While this isn’t the most exciting metric, it does make a big difference in how well a rod works. Depending on the material, you can get more sensitivity, strength, and fighting power. On top of that, the construction may be what determines if a rod lasts ten days or ten years.

There were a few standouts in this metric. The Daiwa Megaforce Telescopic was clearly built to last among the telescopic poles. Its carbon fiber construction combines strength and sensitivity to pick up little nibbles on our bait.

The true king of construction, though, is the St. Croix Triumph Travel. Built with a unique graphite fiber, this rod provided incredible sensitivity and fighting power. Of course, that quality doesn’t come cheap — it also comes with a high price tag.

Versatility

Another important metric to consider is versatility. And in this category, not all rods are created equal. Some are specifically made for fishing off the bottom of a lake, while others are made just for casting in saltwater environments.

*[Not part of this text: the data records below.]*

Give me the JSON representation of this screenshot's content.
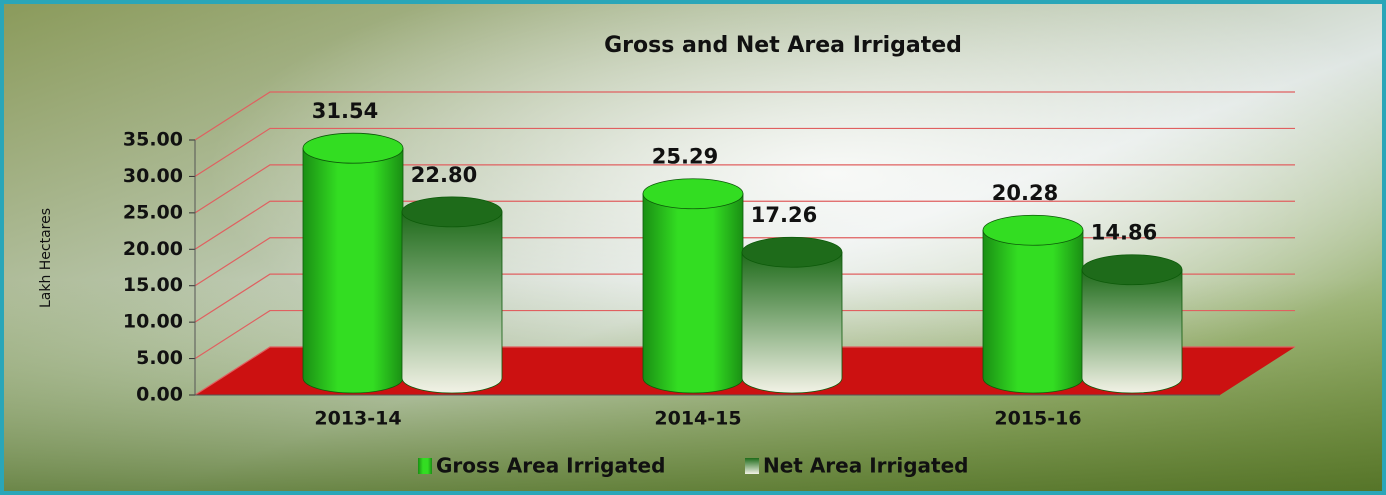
{
  "chart_data": {
    "type": "bar3d",
    "title": "Gross and Net Area Irrigated",
    "y_label": "Lakh Hectares",
    "categories": [
      "2013-14",
      "2014-15",
      "2015-16"
    ],
    "series": [
      {
        "name": "Gross Area Irrigated",
        "color": "#33dd22",
        "values": [
          31.54,
          25.29,
          20.28
        ],
        "value_labels": [
          "31.54",
          "25.29",
          "20.28"
        ]
      },
      {
        "name": "Net Area Irrigated",
        "color": "#1e6b1a",
        "values": [
          22.8,
          17.26,
          14.86
        ],
        "value_labels": [
          "22.80",
          "17.26",
          "14.86"
        ]
      }
    ],
    "ylim": [
      0,
      35
    ],
    "yticks": [
      {
        "value": 0,
        "label": "0.00"
      },
      {
        "value": 5,
        "label": "5.00"
      },
      {
        "value": 10,
        "label": "10.00"
      },
      {
        "value": 15,
        "label": "15.00"
      },
      {
        "value": 20,
        "label": "20.00"
      },
      {
        "value": 25,
        "label": "25.00"
      },
      {
        "value": 30,
        "label": "30.00"
      },
      {
        "value": 35,
        "label": "35.00"
      }
    ],
    "grid": true,
    "floor_color": "#cc1111",
    "legend": "bottom"
  }
}
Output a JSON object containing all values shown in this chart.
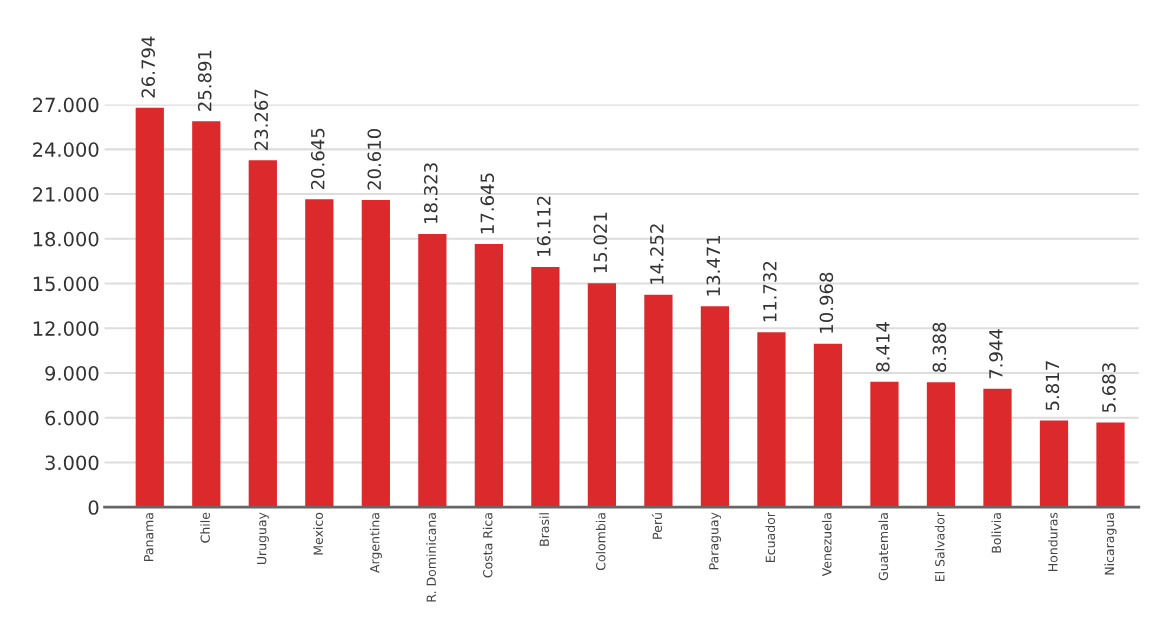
{
  "chart_data": {
    "type": "bar",
    "categories": [
      "Panama",
      "Chile",
      "Uruguay",
      "Mexico",
      "Argentina",
      "R. Dominicana",
      "Costa Rica",
      "Brasil",
      "Colombia",
      "Perú",
      "Paraguay",
      "Ecuador",
      "Venezuela",
      "Guatemala",
      "El Salvador",
      "Bolivia",
      "Honduras",
      "Nicaragua"
    ],
    "values": [
      26794,
      25891,
      23267,
      20645,
      20610,
      18323,
      17645,
      16112,
      15021,
      14252,
      13471,
      11732,
      10968,
      8414,
      8388,
      7944,
      5817,
      5683
    ],
    "value_labels": [
      "26.794",
      "25.891",
      "23.267",
      "20.645",
      "20.610",
      "18.323",
      "17.645",
      "16.112",
      "15.021",
      "14.252",
      "13.471",
      "11.732",
      "10.968",
      "8.414",
      "8.388",
      "7.944",
      "5.817",
      "5.683"
    ],
    "color": "#dc2a2c",
    "ylim": [
      0,
      27000
    ],
    "yticks": [
      {
        "value": 0,
        "label": "0"
      },
      {
        "value": 3000,
        "label": "3.000"
      },
      {
        "value": 6000,
        "label": "6.000"
      },
      {
        "value": 9000,
        "label": "9.000"
      },
      {
        "value": 12000,
        "label": "12.000"
      },
      {
        "value": 15000,
        "label": "15.000"
      },
      {
        "value": 18000,
        "label": "18.000"
      },
      {
        "value": 21000,
        "label": "21.000"
      },
      {
        "value": 24000,
        "label": "24.000"
      },
      {
        "value": 27000,
        "label": "27.000"
      }
    ],
    "grid": "y"
  }
}
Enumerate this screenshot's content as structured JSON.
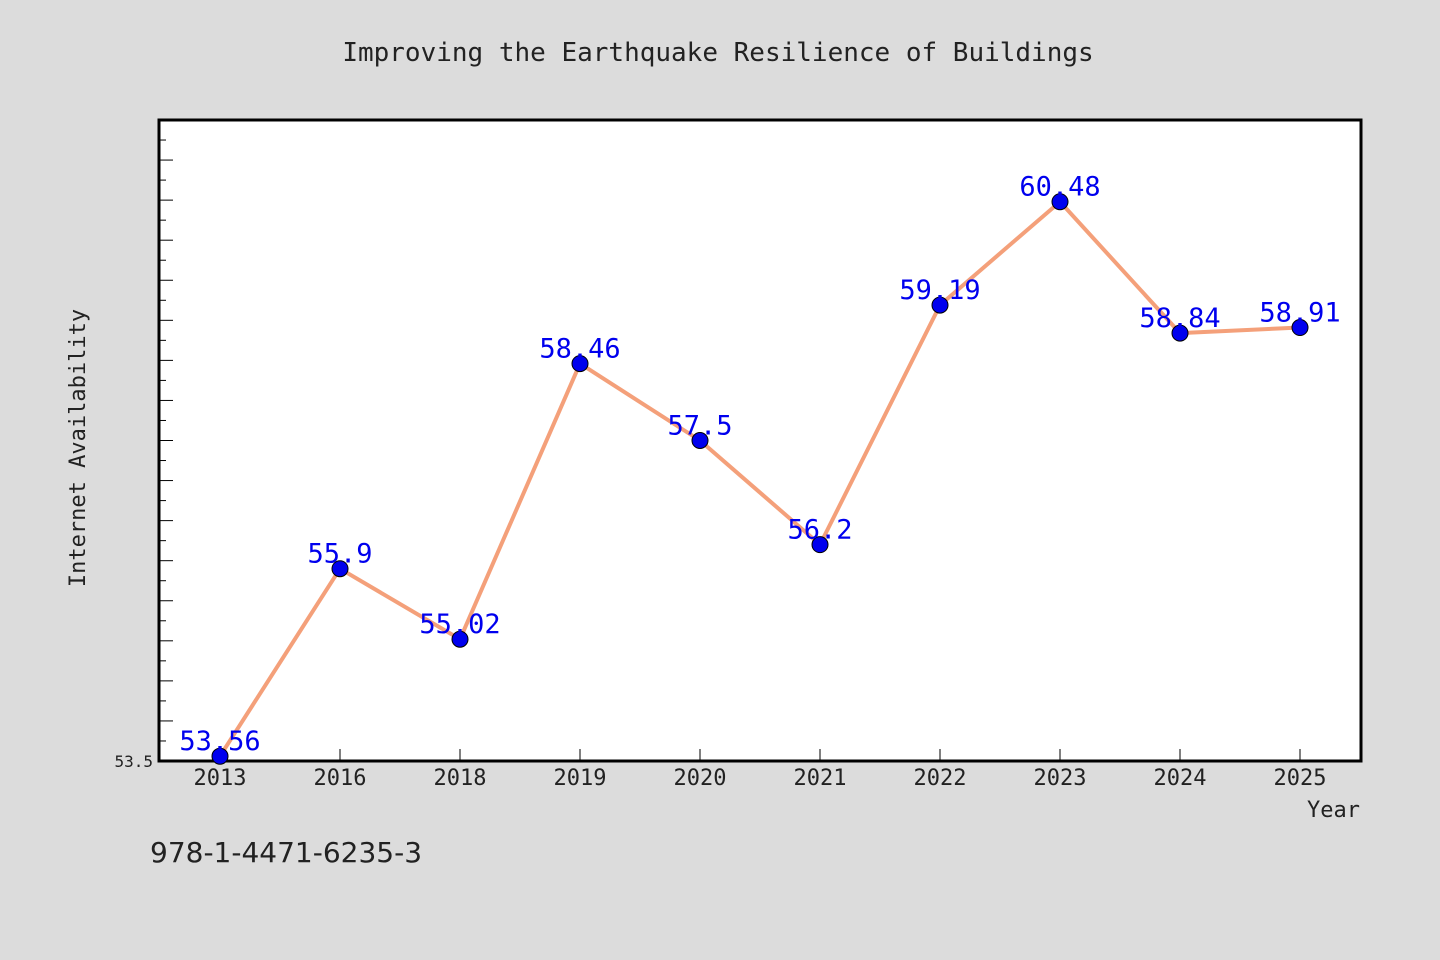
{
  "chart_data": {
    "type": "line",
    "title": "Improving the Earthquake Resilience of Buildings",
    "xlabel": "Year",
    "ylabel": "Internet Availability",
    "categories": [
      "2013",
      "2016",
      "2018",
      "2019",
      "2020",
      "2021",
      "2022",
      "2023",
      "2024",
      "2025"
    ],
    "values": [
      53.56,
      55.9,
      55.02,
      58.46,
      57.5,
      56.2,
      59.19,
      60.48,
      58.84,
      58.91
    ],
    "data_labels": [
      "53.56",
      "55.9",
      "55.02",
      "58.46",
      "57.5",
      "56.2",
      "59.19",
      "60.48",
      "58.84",
      "58.91"
    ],
    "y_tick_labels": [
      "53.5"
    ],
    "ylim": [
      53.5,
      61.5
    ],
    "grid": false,
    "legend": "none",
    "colors": {
      "line": "#f4a07a",
      "marker": "#0000ee",
      "data_label": "#0000ee",
      "background": "#dcdcdc",
      "plot_background": "#ffffff"
    }
  },
  "footer_note": "978-1-4471-6235-3"
}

The KastKing Blackhawk II Telescopic is a clear winner here. With its equally great performance in both fresh and saltwater, exceptional casting distance and sensitivity, and impressive fighting power, it can handle everything from small trout to large sea bass.

In comparison, while it’s built with quality in mind, the Ugly Stik Elite is really only made for freshwater fishing. Its fast action and light power design were clear indications of this. With that said, its versatility score took a hit.

Conclusion

Selecting the right fishing rod puts the odds more in your favor. Your personal fishing style is an important consideration. Do you plan to spend most of your days dropping a line off a boat, or will you be casting from the shoreline more often? Whatever it is, there’s a rod here designed just for you. We hope this article has been helpful in selecting a new rod. So, plan that next fishing trip, get out there, and snag that trophy fish.